As regular CFZ-watchers will know, for some time Corinna has been doing a column for Animals & Men and a regular segment on On The Track... particularly about out-of-place birds and rare vagrants. There seem to be more and more bird stories from all over the world hitting the news these days so, to make room for them all - and to give them all equal and worthy coverage - she has set up this new blog to cover all things feathery and Fortean.

Wednesday 20 June 2018

Missing bird who flies Adelaide-Arctic route spotted in China

HE was gone for three years — but not forgotten. South Australians feared their favourite feathered friend had perished after he dropped off the radar until this photo emerged.
The AdvertiserJUNE 19, 201810:27PM

HE’S back! Go-Go Godwit, South Australia’s premier frequent flyer, has been sighted in China after fans feared he may have flown into the sunset.

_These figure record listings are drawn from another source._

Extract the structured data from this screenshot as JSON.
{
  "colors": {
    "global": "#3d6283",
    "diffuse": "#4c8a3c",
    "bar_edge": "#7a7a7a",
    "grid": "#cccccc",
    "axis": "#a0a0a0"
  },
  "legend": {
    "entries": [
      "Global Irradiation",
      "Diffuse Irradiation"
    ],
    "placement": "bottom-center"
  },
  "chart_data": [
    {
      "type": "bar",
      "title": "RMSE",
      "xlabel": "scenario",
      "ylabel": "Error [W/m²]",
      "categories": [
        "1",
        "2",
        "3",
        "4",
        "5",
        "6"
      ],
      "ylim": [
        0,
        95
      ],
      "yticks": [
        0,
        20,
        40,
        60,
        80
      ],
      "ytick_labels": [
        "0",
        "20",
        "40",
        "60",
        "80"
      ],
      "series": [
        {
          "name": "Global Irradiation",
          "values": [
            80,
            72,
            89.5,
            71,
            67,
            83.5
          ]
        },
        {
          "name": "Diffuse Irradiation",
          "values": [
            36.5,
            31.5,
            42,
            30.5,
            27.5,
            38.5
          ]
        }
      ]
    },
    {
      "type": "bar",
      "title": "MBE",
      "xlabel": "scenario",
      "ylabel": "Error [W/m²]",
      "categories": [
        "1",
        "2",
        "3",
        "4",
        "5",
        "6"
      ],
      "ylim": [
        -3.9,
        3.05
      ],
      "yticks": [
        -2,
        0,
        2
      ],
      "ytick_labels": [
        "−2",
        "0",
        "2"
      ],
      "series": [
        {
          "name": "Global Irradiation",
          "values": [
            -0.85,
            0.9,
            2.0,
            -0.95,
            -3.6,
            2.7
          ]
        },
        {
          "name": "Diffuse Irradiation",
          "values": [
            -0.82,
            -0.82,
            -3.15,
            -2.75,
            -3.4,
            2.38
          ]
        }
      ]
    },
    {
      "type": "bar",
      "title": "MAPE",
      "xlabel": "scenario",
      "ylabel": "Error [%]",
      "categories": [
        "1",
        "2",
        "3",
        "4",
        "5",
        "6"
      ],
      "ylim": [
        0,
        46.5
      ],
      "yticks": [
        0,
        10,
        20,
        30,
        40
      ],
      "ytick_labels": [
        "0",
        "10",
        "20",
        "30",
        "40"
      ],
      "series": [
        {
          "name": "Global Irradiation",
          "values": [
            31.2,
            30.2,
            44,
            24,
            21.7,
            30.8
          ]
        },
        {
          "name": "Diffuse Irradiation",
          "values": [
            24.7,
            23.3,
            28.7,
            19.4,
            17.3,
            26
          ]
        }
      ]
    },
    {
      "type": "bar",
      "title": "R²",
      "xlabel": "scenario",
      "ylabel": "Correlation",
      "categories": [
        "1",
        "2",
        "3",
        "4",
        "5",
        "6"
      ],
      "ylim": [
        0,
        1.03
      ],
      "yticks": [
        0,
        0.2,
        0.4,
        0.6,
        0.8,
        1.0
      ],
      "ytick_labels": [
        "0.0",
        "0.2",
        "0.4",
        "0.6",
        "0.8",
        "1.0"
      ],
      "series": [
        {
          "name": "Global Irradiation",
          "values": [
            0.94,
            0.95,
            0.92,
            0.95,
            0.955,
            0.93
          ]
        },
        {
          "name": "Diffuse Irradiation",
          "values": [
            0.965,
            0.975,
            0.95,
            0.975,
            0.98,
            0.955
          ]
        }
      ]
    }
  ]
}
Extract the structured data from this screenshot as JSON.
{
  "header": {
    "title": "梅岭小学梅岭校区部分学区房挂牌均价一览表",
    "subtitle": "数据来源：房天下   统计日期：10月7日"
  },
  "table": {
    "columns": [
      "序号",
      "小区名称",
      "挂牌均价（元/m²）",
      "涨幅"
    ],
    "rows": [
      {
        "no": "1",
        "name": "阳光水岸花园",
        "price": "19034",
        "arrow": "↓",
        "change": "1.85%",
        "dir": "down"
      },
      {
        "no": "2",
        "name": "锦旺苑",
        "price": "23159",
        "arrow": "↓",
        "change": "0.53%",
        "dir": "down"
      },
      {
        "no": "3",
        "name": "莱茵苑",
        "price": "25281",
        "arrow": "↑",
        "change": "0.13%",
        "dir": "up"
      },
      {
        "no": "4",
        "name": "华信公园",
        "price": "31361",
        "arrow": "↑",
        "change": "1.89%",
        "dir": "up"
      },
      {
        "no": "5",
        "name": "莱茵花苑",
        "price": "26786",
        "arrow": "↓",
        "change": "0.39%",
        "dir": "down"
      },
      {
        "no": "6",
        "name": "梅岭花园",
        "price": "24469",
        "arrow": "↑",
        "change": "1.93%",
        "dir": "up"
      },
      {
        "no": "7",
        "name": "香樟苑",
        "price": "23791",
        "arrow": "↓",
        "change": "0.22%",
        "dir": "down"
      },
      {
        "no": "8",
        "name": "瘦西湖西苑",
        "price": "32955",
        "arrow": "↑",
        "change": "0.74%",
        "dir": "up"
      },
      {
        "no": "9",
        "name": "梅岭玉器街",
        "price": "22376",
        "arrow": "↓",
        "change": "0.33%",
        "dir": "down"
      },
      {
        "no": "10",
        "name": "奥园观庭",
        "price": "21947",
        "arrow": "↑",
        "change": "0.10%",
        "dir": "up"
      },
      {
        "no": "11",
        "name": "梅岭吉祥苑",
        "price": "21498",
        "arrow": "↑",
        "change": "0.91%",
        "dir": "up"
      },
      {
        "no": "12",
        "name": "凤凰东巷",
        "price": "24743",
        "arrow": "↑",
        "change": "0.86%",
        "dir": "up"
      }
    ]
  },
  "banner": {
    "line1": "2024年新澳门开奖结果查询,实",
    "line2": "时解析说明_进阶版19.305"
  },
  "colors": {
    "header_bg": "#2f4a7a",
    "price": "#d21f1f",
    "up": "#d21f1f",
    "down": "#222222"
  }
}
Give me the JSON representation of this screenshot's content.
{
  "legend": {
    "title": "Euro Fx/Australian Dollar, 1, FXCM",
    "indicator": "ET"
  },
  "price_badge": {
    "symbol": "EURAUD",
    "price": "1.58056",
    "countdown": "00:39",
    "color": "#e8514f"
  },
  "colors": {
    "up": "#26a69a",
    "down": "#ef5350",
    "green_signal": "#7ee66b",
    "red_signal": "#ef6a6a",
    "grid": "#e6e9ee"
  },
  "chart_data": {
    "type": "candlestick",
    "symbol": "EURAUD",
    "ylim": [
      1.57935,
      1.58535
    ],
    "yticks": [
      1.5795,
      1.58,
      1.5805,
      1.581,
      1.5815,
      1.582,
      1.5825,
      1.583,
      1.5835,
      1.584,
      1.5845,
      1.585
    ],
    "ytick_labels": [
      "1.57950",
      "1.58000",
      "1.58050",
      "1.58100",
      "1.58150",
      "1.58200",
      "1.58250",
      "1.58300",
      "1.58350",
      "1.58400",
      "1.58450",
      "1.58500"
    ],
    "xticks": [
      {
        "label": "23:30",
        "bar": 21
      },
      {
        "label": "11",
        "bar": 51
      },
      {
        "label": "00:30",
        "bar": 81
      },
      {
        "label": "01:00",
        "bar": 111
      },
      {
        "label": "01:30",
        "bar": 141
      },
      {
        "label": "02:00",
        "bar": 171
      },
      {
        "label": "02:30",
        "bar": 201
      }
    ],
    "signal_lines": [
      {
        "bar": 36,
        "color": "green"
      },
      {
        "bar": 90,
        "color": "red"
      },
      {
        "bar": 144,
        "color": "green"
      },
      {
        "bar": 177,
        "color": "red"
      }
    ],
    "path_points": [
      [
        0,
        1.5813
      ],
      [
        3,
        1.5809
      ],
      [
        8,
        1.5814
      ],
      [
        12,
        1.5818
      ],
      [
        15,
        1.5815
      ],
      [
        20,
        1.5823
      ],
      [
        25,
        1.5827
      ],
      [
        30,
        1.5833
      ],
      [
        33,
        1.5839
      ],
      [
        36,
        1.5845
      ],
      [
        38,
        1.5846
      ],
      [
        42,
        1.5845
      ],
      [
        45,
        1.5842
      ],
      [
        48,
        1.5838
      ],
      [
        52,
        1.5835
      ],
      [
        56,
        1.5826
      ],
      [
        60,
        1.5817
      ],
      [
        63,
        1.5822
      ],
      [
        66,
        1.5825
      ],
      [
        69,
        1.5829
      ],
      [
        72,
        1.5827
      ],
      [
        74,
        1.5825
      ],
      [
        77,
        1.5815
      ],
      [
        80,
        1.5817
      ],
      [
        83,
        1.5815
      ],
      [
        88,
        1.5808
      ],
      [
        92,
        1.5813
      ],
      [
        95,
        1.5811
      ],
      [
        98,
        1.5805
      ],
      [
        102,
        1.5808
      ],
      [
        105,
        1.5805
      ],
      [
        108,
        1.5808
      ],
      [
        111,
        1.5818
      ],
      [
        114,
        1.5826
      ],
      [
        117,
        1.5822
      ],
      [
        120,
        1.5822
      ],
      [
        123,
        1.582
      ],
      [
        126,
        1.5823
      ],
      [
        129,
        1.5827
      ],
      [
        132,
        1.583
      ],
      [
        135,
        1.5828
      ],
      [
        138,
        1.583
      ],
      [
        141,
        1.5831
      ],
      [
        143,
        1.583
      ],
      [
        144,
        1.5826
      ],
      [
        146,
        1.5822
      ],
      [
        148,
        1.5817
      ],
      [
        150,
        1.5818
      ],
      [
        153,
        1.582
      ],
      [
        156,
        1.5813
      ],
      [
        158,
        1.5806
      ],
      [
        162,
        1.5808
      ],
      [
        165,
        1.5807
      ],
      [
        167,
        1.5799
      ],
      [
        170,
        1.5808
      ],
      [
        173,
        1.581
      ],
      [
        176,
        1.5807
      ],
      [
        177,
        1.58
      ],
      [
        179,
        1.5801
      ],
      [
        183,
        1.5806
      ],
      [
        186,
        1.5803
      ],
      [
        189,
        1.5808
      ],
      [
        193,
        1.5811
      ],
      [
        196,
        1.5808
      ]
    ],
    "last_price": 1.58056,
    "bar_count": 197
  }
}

The male Bar-tailed godwit regularly spends summer at Thompson Beach, north of Adelaide, where he was tagged by volunteers in 2012 and leaves in autumn on an incredible journey north to breeding grounds in the Arctic Circle.

The annual migratory journey these birds take from Adelaide to the Arctic via China involves a round trip of around 26,000km.

Given that godwits can live for up to 30 years, a bird could fly up to 800,000km in migratory journeys during its life, about the same as a return trip to the moon.

Go-Go, more formally known as AKK due to the identification tag on his leg, was last seen in China in 2015 when The Advertiser reported his progress.

Since then he fell off the radar, leading to fears he had died or been killed.

However. after three years missing in action the plucky traveller has been spotted at Nanpu on Bohai Bay in China where wildlife photographer Adrian Boyle took a mobile phone photo through a telescope to confirm his unique yellow tag.

The reappearance of the long-distance local has overjoyed local shorebird watchers who are well aware of the toll exhaustion, hunting and habitat loss takes on the thousands of birds who leave each year from Gulf St Vincent beaches on their epic flight.

Adrian Boyle, originally from Millicent, has been a regular visitor to Bohai Bay to count and scan the mudflats for flagged birds. He is part of the Global Flyway Network, a partnership between researchers worldwide devoted to the long term study of long distance migrating shorebirds.